THE REBEL SOLDIERS ON THE NORTHERN ELECTIONS

       Mr. Barows, while working outside the stockade, had frequent conversations with rebel officers, as well as with the soldiers, on the probabilities of peace, and the one prevailing belief among all is that at the next election in the North democrats will elect a President that will help us. "This belief or feeling is universal, and beyond that the result is never canvassed. The probability of the North not doing anything of the sort, but putting a war democrat at the head of the nation or the next four years seems so unlikely an event to them that its discussion will not be tolerated. The conscript troops are composed entirely of boys and old men, and the fatality among them is very great. 
 


THE CLOSE

       Mr. Barows furnished the foregoing statement of facts in regards the condition of so many thousands of the bravest men in the land - in the horrible Aceldama of Andersonville, Ga., in the hope that through him his fellow sufferers will receive the prompt consideration of its government before it is altogether too late.
 
 
 


 


Author of the above narrative, from the 18 September 1864 edition of The New York Herald, appears to be the 21-year-old Alphonzo BARROWS listed in the 1860 census living in Burlington, Chittenden County, VT. He's found in the household of George BARROWS, 55, a Burlington merchant, and his wife Harriet, 39, and is listed as a clerk. The order in which the children are listed makes it appear Alphonzo is not a son, though he is obviously a relative.

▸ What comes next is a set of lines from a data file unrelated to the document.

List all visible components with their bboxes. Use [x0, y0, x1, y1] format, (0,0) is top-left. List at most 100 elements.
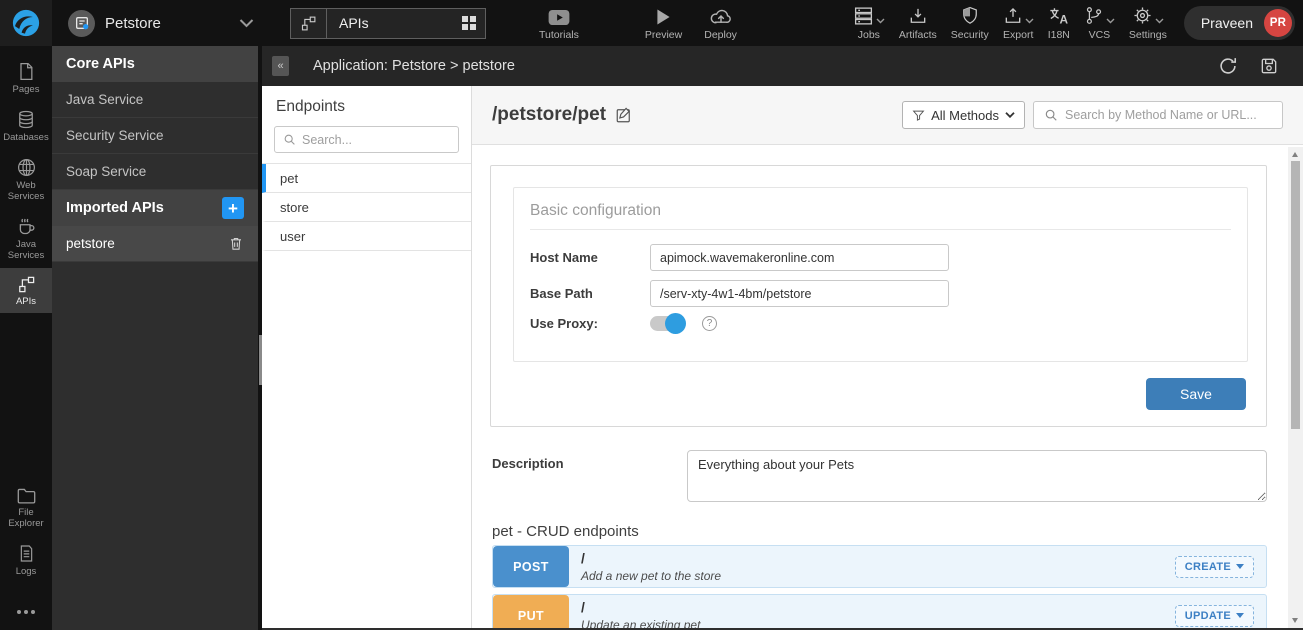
refresh-button[interactable]: [1217, 55, 1239, 77]
branch-icon: [1084, 5, 1104, 26]
sidebar-item-logs[interactable]: Logs: [0, 536, 52, 584]
edit-icon: [615, 106, 633, 124]
security-button[interactable]: Security: [944, 0, 996, 46]
collapse-panel-button[interactable]: «: [272, 56, 289, 76]
tutorials-button[interactable]: Tutorials: [532, 0, 586, 46]
sidebar-item-pages[interactable]: Pages: [0, 54, 52, 102]
panel-scrollbar-thumb[interactable]: [259, 335, 262, 385]
project-icon: [68, 10, 95, 37]
more-menu-button[interactable]: [0, 600, 52, 630]
method-search-input[interactable]: [1065, 108, 1272, 122]
chevron-down-icon: [1005, 112, 1015, 118]
toggle-knob: [665, 313, 686, 334]
sidebar-item-file-explorer[interactable]: File Explorer: [0, 479, 52, 536]
scrollbar-thumb[interactable]: [1291, 161, 1300, 429]
sidebar-item-web-services[interactable]: Web Services: [0, 150, 52, 209]
save-button[interactable]: Save: [1146, 378, 1246, 410]
method-search[interactable]: [1033, 101, 1283, 129]
sidebar-item-label: Pages: [13, 85, 40, 96]
jobs-menu[interactable]: Jobs: [846, 0, 892, 46]
update-action-dropdown[interactable]: UPDATE: [1175, 605, 1254, 627]
caret-down-icon: [1236, 564, 1244, 569]
topbar: Petstore APIs Tutorials Preview Deploy: [0, 0, 1303, 46]
host-name-field[interactable]: [650, 244, 949, 271]
page-title: /petstore/pet: [492, 104, 606, 126]
petstore-label: petstore: [66, 236, 115, 251]
i18n-label: I18N: [1048, 29, 1070, 41]
core-api-soap-service[interactable]: Soap Service: [52, 154, 258, 190]
core-api-java-service[interactable]: Java Service: [52, 82, 258, 118]
core-apis-header: Core APIs: [52, 46, 258, 82]
chevron-down-icon: [239, 19, 254, 28]
description-label: Description: [492, 450, 687, 502]
sidebar-item-databases[interactable]: Databases: [0, 102, 52, 150]
scroll-down-arrow[interactable]: [1292, 618, 1298, 623]
vcs-menu[interactable]: VCS: [1077, 0, 1122, 46]
export-menu[interactable]: Export: [996, 0, 1041, 46]
coffee-icon: [16, 216, 37, 237]
breadcrumb-bar: « Application: Petstore > petstore: [262, 46, 1303, 86]
deploy-button[interactable]: Deploy: [697, 0, 744, 46]
action-label: CREATE: [1185, 561, 1231, 573]
host-name-label: Host Name: [530, 250, 650, 265]
workspace-tab-apis[interactable]: APIs: [290, 8, 486, 39]
caret-down-icon: [1155, 18, 1164, 24]
save-project-button[interactable]: [1259, 56, 1279, 76]
search-icon: [1044, 108, 1058, 122]
help-icon: ?: [702, 316, 717, 331]
endpoint-row-post[interactable]: POST / Add a new pet to the store CREATE: [492, 545, 1267, 588]
basic-configuration-title: Basic configuration: [530, 202, 1231, 230]
cloud-upload-icon: [709, 6, 733, 26]
artifacts-button[interactable]: Artifacts: [892, 0, 944, 46]
youtube-icon: [547, 6, 571, 26]
endpoint-item-pet[interactable]: pet: [262, 164, 471, 193]
add-api-button[interactable]: +: [222, 197, 244, 219]
security-label: Security: [951, 29, 989, 41]
edit-title-button[interactable]: [615, 106, 633, 124]
http-method-badge: POST: [493, 546, 569, 587]
user-menu[interactable]: Praveen PR: [1184, 6, 1295, 40]
endpoints-list: pet store user: [262, 163, 471, 251]
endpoint-item-store[interactable]: store: [262, 193, 471, 222]
core-api-security-service[interactable]: Security Service: [52, 118, 258, 154]
settings-label: Settings: [1129, 29, 1167, 41]
use-proxy-toggle[interactable]: [650, 316, 684, 331]
artifacts-label: Artifacts: [899, 29, 937, 41]
topbar-tools: Jobs Artifacts Security Export A I18N VC…: [846, 0, 1174, 46]
description-section: Description Everything about your Pets: [492, 450, 1267, 502]
endpoint-item-user[interactable]: user: [262, 222, 471, 251]
create-action-dropdown[interactable]: CREATE: [1175, 556, 1254, 578]
main-scrollbar[interactable]: [1288, 147, 1303, 628]
apis-node-icon: [291, 9, 327, 38]
action-label: UPDATE: [1185, 610, 1231, 622]
jobs-label: Jobs: [858, 29, 880, 41]
scroll-up-arrow[interactable]: [1292, 152, 1298, 157]
endpoint-row-put[interactable]: PUT / Update an existing pet UPDATE: [492, 594, 1267, 630]
tutorials-label: Tutorials: [539, 29, 579, 41]
gear-icon: [1132, 5, 1153, 26]
caret-down-icon: [876, 18, 885, 24]
wavemaker-logo[interactable]: [0, 0, 52, 46]
avatar: PR: [1264, 9, 1292, 37]
imported-apis-label: Imported APIs: [66, 200, 164, 216]
base-path-field[interactable]: [650, 280, 949, 307]
imported-api-petstore[interactable]: petstore: [52, 226, 258, 262]
endpoints-search[interactable]: [274, 126, 459, 153]
method-filter-select[interactable]: All Methods: [902, 101, 1025, 129]
database-icon: [16, 109, 36, 130]
crud-endpoints-heading: pet - CRUD endpoints: [492, 523, 639, 540]
sidebar-item-label: APIs: [16, 297, 36, 308]
endpoints-search-input[interactable]: [302, 133, 450, 147]
shield-icon: [960, 6, 980, 26]
project-switcher[interactable]: Petstore: [52, 0, 268, 46]
upload-tray-icon: [1003, 6, 1023, 26]
sidebar-item-apis[interactable]: APIs: [0, 268, 52, 314]
delete-api-button[interactable]: [228, 235, 244, 252]
sidebar-item-label: File Explorer: [2, 508, 50, 530]
settings-menu[interactable]: Settings: [1122, 0, 1174, 46]
preview-button[interactable]: Preview: [638, 0, 689, 46]
download-tray-icon: [908, 6, 928, 26]
i18n-button[interactable]: A I18N: [1041, 0, 1077, 46]
sidebar-item-java-services[interactable]: Java Services: [0, 209, 52, 268]
description-field[interactable]: Everything about your Pets: [687, 450, 1267, 502]
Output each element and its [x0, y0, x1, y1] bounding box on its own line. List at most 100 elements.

    Civil War records show Alphonzo and his brother William H. enlisted at Highgate, VT, 23 September 1861 in Company B, 1st Vermont Cavalry Regiment. Alphonzo was taken prisoner in early 1863 at Broad Run, VA, and paroled six days later, only to be taken prisoner again 11 October 1863 at Brandy Station, VA. The brothers were mustered out in November 1864.

[Note: Alphonzo and William H. BARROWS appear by the 1850 census to be the sons of an Augustus H. BARROWS, 39, living in Danby, Rutland, VT (wife not listed). I imagine Augustus and the George BARROWS with whom Alphonzo was living 10 years later were brothers, because one of George's sons was named Augustus. However, I could not find a family tree to substantiate that guess.]